Salt River project increases share of nuclear power plant to meet growing demand: Corporate


December 10, 2020

The Arizona Salt River Project (SRP) nonprofit community electric utility project says it is increasing its share of the Palo Verde nuclear power plant – from 17.5 percent to 20 percent – to meet growing customer demand while reducing its overall carbon intensity and protecting it from price spikes.

Palo Verde (Image: APS)

SRP’s Board of Directors approved the purchase of a portion of the Public Service Company of New Mexico (PNM) share of the three-unit power plant, west of Phoenix, Arizona, and certain assets transmission for about US $ 70 million plus the cost of the associated nuclear fuel inventory.

“Purchasing 114 megawatts of safe, reliable and carbon-free power from PNM in 2023-24 will help SRP meet customer demand which is growing much faster than the national average and defer planned capital spending associated with the construction of potential new power plants. The purchase price represents an attractive economic opportunity for SRP as it represents a fraction of the cost of building a new generating station – something that has been part of SRP’s resource plan for years, ”the company said.
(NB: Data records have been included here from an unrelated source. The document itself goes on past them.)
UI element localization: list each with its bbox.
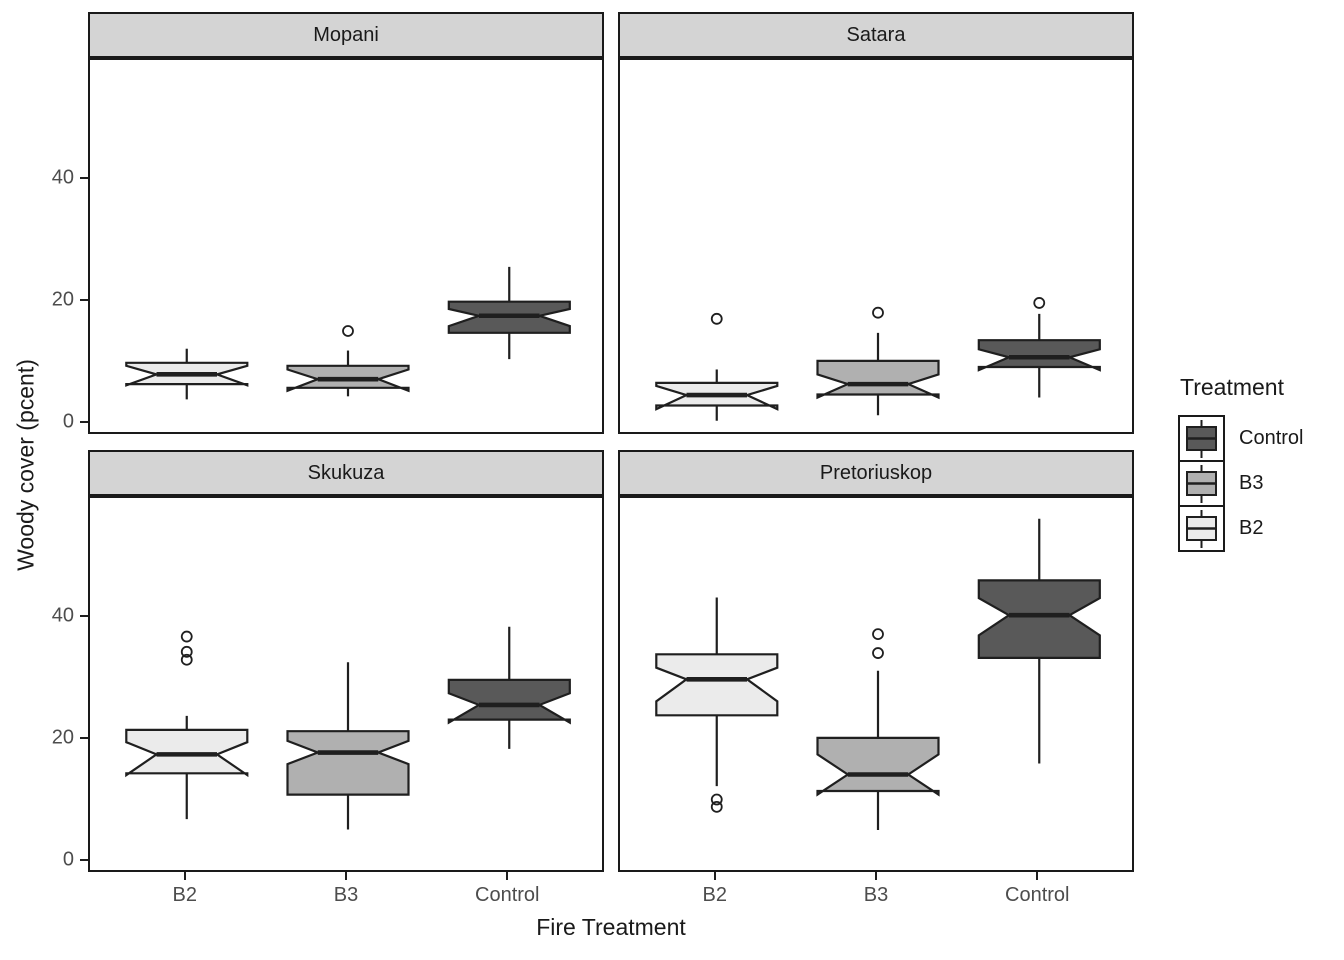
legend-title: Treatment: [1180, 374, 1284, 400]
outlier-point: [180, 630, 193, 643]
y-tick-mark: [80, 420, 88, 423]
x-tick-mark: [713, 872, 716, 880]
outlier-point: [180, 653, 193, 666]
x-tick-mark: [506, 872, 509, 880]
box-polygon: [655, 653, 779, 717]
legend-label: Control: [1239, 427, 1304, 449]
y-tick-mark: [80, 614, 88, 617]
facet-strip-label: Mopani: [313, 23, 379, 46]
box-polygon: [977, 579, 1101, 659]
panel-mopani: [88, 58, 604, 434]
x-tick-label: B2: [702, 884, 727, 906]
facet-strip-pretoriuskop: Pretoriuskop: [618, 450, 1134, 496]
legend-label: B3: [1239, 472, 1264, 494]
x-tick-mark: [1036, 872, 1039, 880]
y-tick-label: 40: [51, 166, 74, 189]
boxplot-key-icon: [1178, 415, 1225, 462]
y-tick-mark: [80, 298, 88, 301]
outlier-point: [342, 325, 354, 337]
legend: Treatment Control B3 B2: [1178, 374, 1303, 552]
x-tick-label: Control: [1005, 884, 1070, 906]
outlier-point: [872, 306, 884, 319]
panel-satara: [618, 58, 1134, 434]
x-tick-mark: [183, 872, 186, 880]
y-axis-title: Woody cover (pcent): [12, 359, 39, 571]
legend-item-b3: B3: [1178, 460, 1303, 507]
box-polygon: [286, 730, 410, 796]
box-polygon: [816, 359, 940, 400]
boxplot-key-icon: [1178, 505, 1225, 552]
outlier-point: [872, 628, 884, 641]
x-tick-mark: [344, 872, 348, 880]
boxplot-key-icon: [1178, 460, 1225, 507]
facet-strip-mopani: Mopani: [88, 12, 604, 58]
facet-strip-label: Skukuza: [307, 461, 385, 484]
y-tick-mark: [80, 176, 88, 179]
facet-strip-satara: Satara: [618, 12, 1134, 58]
panel-skukuza: [88, 496, 604, 872]
x-tick-label: B2: [172, 884, 197, 906]
facet-strip-label: Pretoriuskop: [819, 461, 933, 484]
x-tick-label: B3: [863, 884, 889, 906]
box-polygon: [447, 678, 571, 725]
panel-pretoriuskop: [618, 496, 1134, 872]
outlier-point: [710, 312, 723, 325]
x-tick-label: B3: [333, 884, 359, 906]
outlier-point: [872, 647, 884, 659]
y-tick-label: 40: [51, 604, 74, 627]
facet-strip-label: Satara: [846, 23, 906, 46]
y-tick-label: 20: [51, 726, 74, 749]
legend-label: B2: [1239, 517, 1264, 539]
outlier-point: [180, 645, 193, 658]
y-tick-mark: [80, 858, 88, 861]
y-tick-label: 0: [62, 848, 74, 871]
x-tick-label: Control: [475, 884, 540, 906]
box-polygon: [816, 736, 940, 797]
facet-strip-skukuza: Skukuza: [88, 450, 604, 496]
outlier-point: [710, 800, 723, 813]
outlier-point: [1033, 297, 1046, 309]
x-tick-mark: [874, 872, 878, 880]
y-tick-mark: [80, 736, 88, 739]
y-tick-label: 0: [62, 410, 74, 433]
legend-item-b2: B2: [1178, 505, 1303, 552]
legend-item-control: Control: [1178, 415, 1303, 462]
outlier-point: [710, 793, 723, 806]
y-tick-label: 20: [51, 288, 74, 311]
x-axis-title: Fire Treatment: [536, 914, 686, 940]
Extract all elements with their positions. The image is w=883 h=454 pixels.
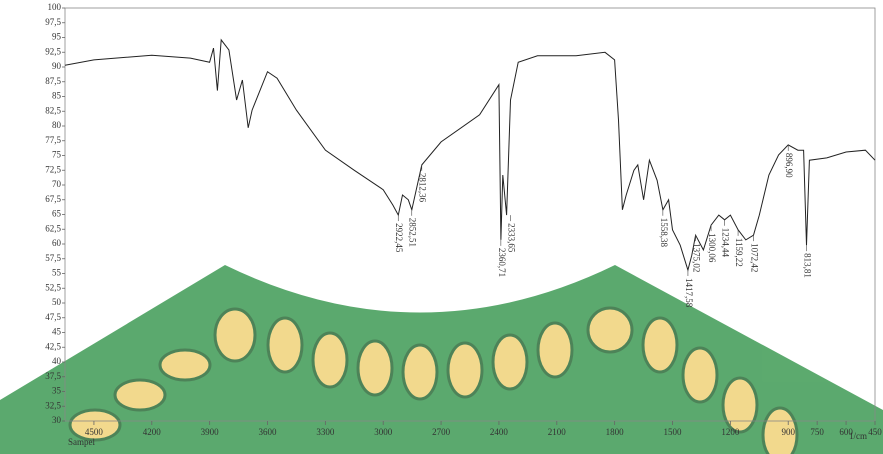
y-tick-label: 40 — [52, 356, 62, 366]
x-tick-label: 1500 — [664, 427, 683, 437]
x-tick-label: 4200 — [143, 427, 162, 437]
y-tick-label: 70 — [52, 179, 62, 189]
x-tick-label: 3300 — [316, 427, 335, 437]
y-tick-label: 90 — [52, 61, 62, 71]
page: {"chart_data": {"type": "line", "color":… — [0, 0, 883, 454]
annotation-label: 1072,42 — [749, 243, 759, 272]
y-tick-label: 47,5 — [45, 312, 61, 322]
annotation-label: 2812,36 — [418, 173, 428, 203]
x-tick-label: 2700 — [432, 427, 451, 437]
y-tick-label: 72,5 — [45, 164, 61, 174]
y-tick-label: 45 — [52, 327, 62, 337]
annotation-label: 2333,65 — [506, 223, 516, 253]
y-tick-label: 52,5 — [45, 282, 61, 292]
chart: Sampel 1/cm 3032,53537,54042,54547,55052… — [0, 0, 883, 454]
annotation-label: 2922,45 — [394, 223, 404, 253]
y-tick-label: 32,5 — [45, 400, 61, 410]
y-tick-label: 37,5 — [45, 371, 61, 381]
x-tick-label: 900 — [781, 427, 795, 437]
x-tick-label: 750 — [810, 427, 824, 437]
x-tick-label: 4500 — [85, 427, 104, 437]
annotation-label: 1159,22 — [734, 238, 744, 267]
y-tick-label: 55 — [52, 268, 62, 278]
annotation-label: 896,90 — [784, 153, 794, 178]
x-tick-label: 1800 — [606, 427, 625, 437]
series-label: Sampel — [68, 437, 95, 447]
x-tick-label: 3000 — [374, 427, 393, 437]
y-tick-label: 67,5 — [45, 194, 61, 204]
y-tick-label: 92,5 — [45, 46, 61, 56]
x-tick-label: 3900 — [201, 427, 220, 437]
y-tick-label: 60 — [52, 238, 62, 248]
x-tick-label: 450 — [868, 427, 882, 437]
x-tick-label: 1200 — [721, 427, 740, 437]
x-tick-label: 600 — [839, 427, 853, 437]
x-tick-label: 2100 — [548, 427, 567, 437]
y-tick-label: 30 — [52, 415, 62, 425]
x-tick-label: 3600 — [259, 427, 278, 437]
annotation-label: 2360,71 — [497, 248, 507, 277]
annotation-label: 1375,02 — [692, 243, 702, 272]
y-tick-label: 42,5 — [45, 341, 61, 351]
y-tick-label: 50 — [52, 297, 62, 307]
y-tick-label: 87,5 — [45, 76, 61, 86]
y-tick-label: 82,5 — [45, 105, 61, 115]
y-tick-label: 85 — [52, 91, 62, 101]
y-tick-label: 62,5 — [45, 223, 61, 233]
y-tick-label: 57,5 — [45, 253, 61, 263]
annotation-label: 1234,44 — [721, 228, 731, 258]
annotation-label: 1417,58 — [684, 278, 694, 308]
x-tick-label: 2400 — [490, 427, 509, 437]
y-tick-label: 97,5 — [45, 17, 61, 27]
y-tick-label: 35 — [52, 386, 62, 396]
y-tick-label: 95 — [52, 32, 62, 42]
y-tick-label: 100 — [48, 2, 62, 12]
annotation-label: 813,81 — [802, 253, 812, 278]
y-tick-label: 80 — [52, 120, 62, 130]
annotation-label: 1300,06 — [707, 233, 717, 263]
y-tick-label: 65 — [52, 209, 62, 219]
annotation-label: 1558,38 — [659, 218, 669, 248]
annotation-label: 2852,51 — [408, 218, 418, 247]
y-tick-label: 77,5 — [45, 135, 61, 145]
y-tick-label: 75 — [52, 150, 62, 160]
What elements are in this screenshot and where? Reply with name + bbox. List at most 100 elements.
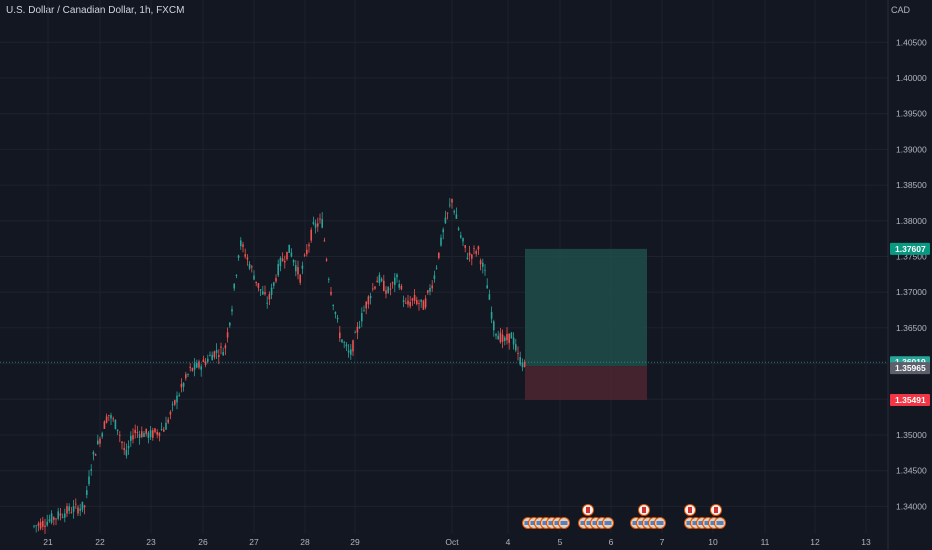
candle-body [270,287,273,295]
event-flag-stripe [716,521,724,525]
candle-body [246,257,249,260]
event-flag-icon[interactable] [602,517,614,529]
candle-body [130,435,132,441]
price-tick-label: 1.38000 [896,216,927,226]
candle-body [53,517,55,520]
take-profit-zone[interactable] [525,248,647,367]
price-tick-label: 1.37500 [896,252,927,262]
price-tick-label: 1.40500 [896,37,927,47]
candle-body [292,259,295,263]
candle-body [449,204,451,206]
candle-body [224,345,227,349]
candle-body [464,245,466,248]
price-tick-label: 1.36500 [896,323,927,333]
candle-body [354,332,356,334]
candle-body [171,403,174,405]
candle-body [440,237,442,246]
candle-body [222,352,224,356]
time-tick-label: Oct [445,537,459,547]
candle-body [158,432,161,437]
event-flag-icon[interactable] [714,517,726,529]
candle-body [198,361,200,368]
candle-body [438,252,440,259]
candle-body [521,362,524,368]
candle-body [306,249,308,255]
position-zones[interactable] [525,248,647,400]
candle-body [110,415,112,419]
candle-body [97,440,99,445]
candle-body [248,264,251,269]
grid-lines [0,0,889,550]
time-tick-label: 7 [660,537,665,547]
candle-body [68,506,70,512]
candle-body [196,362,198,368]
economic-events[interactable] [522,504,726,529]
candle-body [332,304,334,306]
candle-body [251,266,253,268]
stop-loss-zone[interactable] [525,366,647,400]
time-axis[interactable]: 21 22 23 26 27 28 29 Oct 4 5 6 7 10 11 12 13 [43,537,871,547]
price-axis[interactable]: 1.340001.345001.350001.355001.360001.365… [896,37,927,511]
event-flag-icon[interactable] [654,517,666,529]
candle-body [495,333,497,336]
candle-body [103,421,106,429]
candle-body [497,335,499,340]
price-badge-label-target: 1.37607 [895,244,926,254]
event-flag-icon[interactable] [558,517,570,529]
event-flag-icon[interactable] [684,504,696,516]
candle-body [515,344,517,351]
candle-body [79,508,81,511]
candle-body [42,520,44,527]
candle-body [213,351,216,358]
candle-body [112,418,114,420]
time-tick-label: 21 [43,537,53,547]
candle-body [207,358,209,362]
candle-body [44,525,46,528]
candle-body [475,251,477,254]
candle-body [191,368,194,371]
candle-body [374,286,376,289]
candle-body [451,199,453,203]
candle-body [319,218,321,220]
candle-body [193,363,196,370]
candle-body [369,295,372,299]
candle-body [486,285,488,289]
candle-body [372,288,374,290]
candle-body [141,431,143,438]
candle-body [189,366,191,368]
candle-body [429,287,431,292]
candle-body [61,516,64,518]
candle-body [317,223,319,227]
candle-body [398,283,400,288]
candle-body [295,265,297,272]
event-flag-icon[interactable] [710,504,722,516]
candle-body [512,337,515,345]
candle-body [378,274,381,284]
candle-body [484,269,486,271]
price-tick-label: 1.34500 [896,466,927,476]
candle-body [361,313,363,322]
candle-body [385,290,387,294]
candle-body [367,296,370,305]
candle-body [264,292,266,295]
candle-body [356,326,359,333]
candle-body [341,339,343,343]
candle-body [127,445,130,449]
event-flag-icon[interactable] [638,504,650,516]
candle-body [409,301,411,307]
candle-body [477,246,480,250]
event-flag-icon[interactable] [582,504,594,516]
candle-body [402,300,405,303]
candle-body [321,219,323,228]
candle-body [202,359,205,362]
candle-body [418,303,420,304]
candle-body [466,257,469,260]
event-flag-stripe [560,521,568,525]
candle-body [396,274,398,278]
candle-body [138,434,141,438]
candle-body [523,362,526,367]
candle-body [501,334,504,342]
candle-body [462,238,464,242]
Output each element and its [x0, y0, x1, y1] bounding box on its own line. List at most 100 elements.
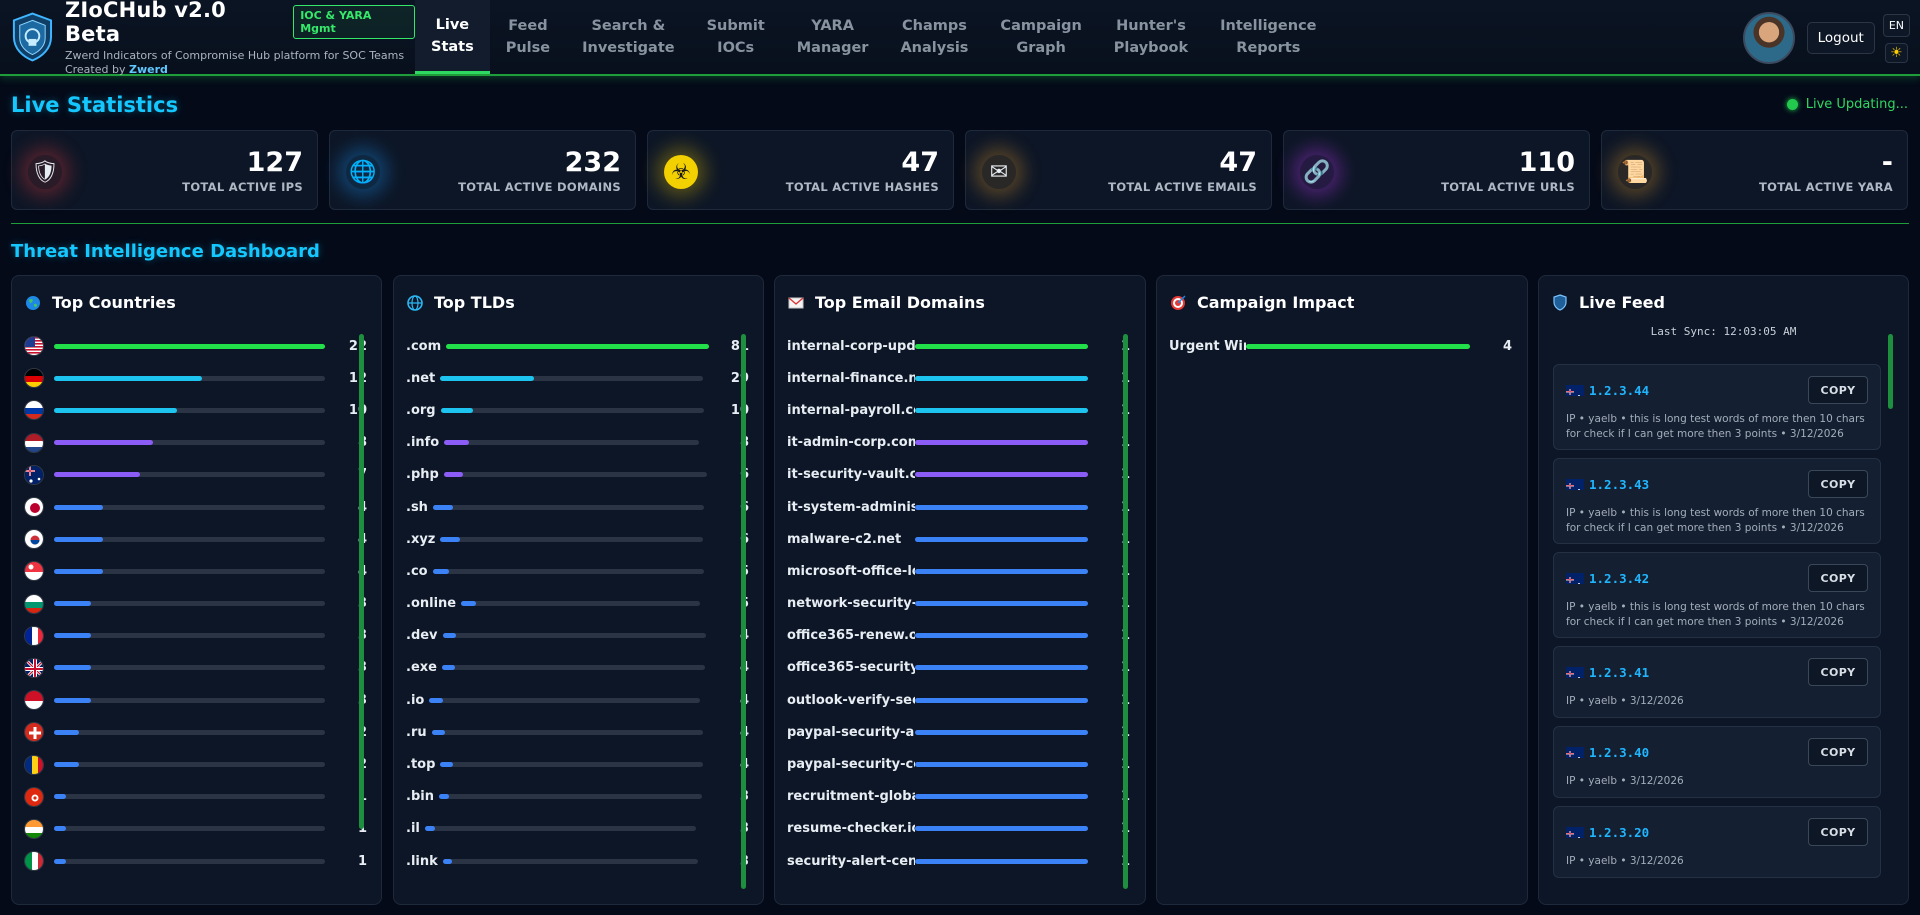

“The Palo Verde nuclear power plant is a high capacity resource that is well managed and extremely reliable,” said SRP CEO and Managing Director Mike Hummel. “The ability to economically add this zero carbon base energy resource to our portfolio will benefit our customers for years to come. “

The purchase will help SRP meet its 2035 sustainability goals, which call for a reduction of CO2 emissions from production by 65% ​​by 2035 and 90% by 2050. It will also provide the company with a increased protection against potential price spikes or shortages of other resources. adding to the diversity of its current resource portfolio, Hummel said.

The purchase of the first 104 MW is expected to be finalized in January 2023 and the remaining 10 MW in 2024, which will bring SRP’s ownership share in Palo Verde to 803 MW.